In Hemingway's novella, the comparison "hills like white elephants" does not contain a poetic meaning. It can be noted that the phrase "hills like white elephants" repeatedly reproduced means each time a return to the conflict and determines the development of the plot as a whole: movement in a circle and, as a result, the absence of a denouement in the finale.
James Joyce wrote:
"Hemingway reduced the distance between literature and life, and every writer should strive for this. Have you read "Where it's Clean, it's Light"? It's masterly. Perhaps this is one of the best stories ever written."8
We believe that this recognition introduces deeper than general formulations into the subtext of modern perception and assessments of one of the greatest prose writers of the XX century. There are writers whose work has found genuine recognition only among descendants. Hemingway had a different fate. For many contemporaries, he was a beloved writer and comrade-in-arms, a real symbol of the unity of ethics and aesthetics in the conditions of disintegration, dehumanization of man and culture. Back in the 60s, Hemingway's books and personality were perceived as living participants in literary and social life; the first "reassessments" in the USA and in Europe in the mid-60s were still inseparable from the exceptional authority of the writer, the artistic and moral impact of his work.

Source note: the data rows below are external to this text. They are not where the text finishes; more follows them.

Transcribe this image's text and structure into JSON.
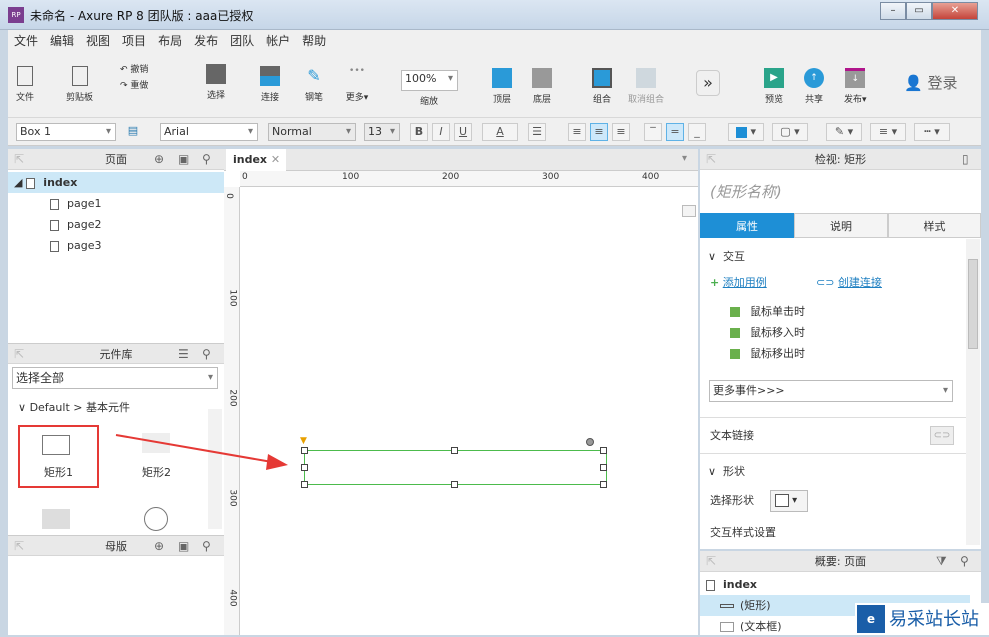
{
  "window": {
    "title": "未命名 - Axure RP 8 团队版 : aaa已授权",
    "logo": "RP"
  },
  "menu": [
    "文件",
    "编辑",
    "视图",
    "项目",
    "布局",
    "发布",
    "团队",
    "帐户",
    "帮助"
  ],
  "toolbar": {
    "file": "文件",
    "clipboard": "剪贴板",
    "undo": "撤销",
    "redo": "重做",
    "select": "选择",
    "connect": "连接",
    "pen": "钢笔",
    "more": "更多▾",
    "zoom_value": "100%",
    "zoom": "缩放",
    "top": "顶层",
    "bottom": "底层",
    "group": "组合",
    "ungroup": "取消组合",
    "preview": "预览",
    "share": "共享",
    "publish": "发布▾",
    "login": "登录"
  },
  "format": {
    "widget_name": "Box 1",
    "font": "Arial",
    "style": "Normal",
    "size": "13",
    "bold": "B",
    "italic": "I",
    "underline": "U",
    "font_color_label": "A",
    "fill_color": "#1e8fd6"
  },
  "pages": {
    "title": "页面",
    "items": [
      {
        "label": "index"
      },
      {
        "label": "page1"
      },
      {
        "label": "page2"
      },
      {
        "label": "page3"
      }
    ]
  },
  "library": {
    "title": "元件库",
    "select": "选择全部",
    "group": "Default > 基本元件",
    "widgets": [
      {
        "label": "矩形1"
      },
      {
        "label": "矩形2"
      }
    ]
  },
  "masters": {
    "title": "母版"
  },
  "canvas": {
    "tab": "index",
    "hticks": [
      "0",
      "100",
      "200",
      "300",
      "400"
    ],
    "vticks": [
      "0",
      "100",
      "200",
      "300",
      "400"
    ]
  },
  "inspector": {
    "title": "检视: 矩形",
    "name_placeholder": "(矩形名称)",
    "tabs": [
      "属性",
      "说明",
      "样式"
    ],
    "interaction": "交互",
    "add_case": "添加用例",
    "create_link": "创建连接",
    "events": [
      "鼠标单击时",
      "鼠标移入时",
      "鼠标移出时"
    ],
    "more_events": "更多事件>>>",
    "text_link": "文本链接",
    "shape": "形状",
    "select_shape": "选择形状",
    "interaction_style": "交互样式设置"
  },
  "outline": {
    "title": "概要: 页面",
    "items": [
      {
        "label": "index"
      },
      {
        "label": "(矩形)"
      },
      {
        "label": "(文本框)"
      }
    ]
  },
  "watermark": "易采站长站"
}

And we think, that's why our current perception of Hemingway, in many ways different, is not free from the same connection: "The attitude towards Hemingway has become part of the attitude of America and the whole world to the first half of our century, a period of frenzy and hope" Hemingway is a kind of philosopher in life and work, obsessed with the eternal questions of human existence. Starting from Pascal's thoughts about "entertainment" as a person's escape from himself, we consider the image of Hemingway that has developed in the public consciousness of the 30 - 60s: in fact, the underwater part of the "iceberg" is Hemingway– a nihilist, the solution to whose personality lies in the "misfortune of a man deprived of God", forced to seek in sensual excitements - be it hunting, bullfighting or war – oblivion from a certain "nothing".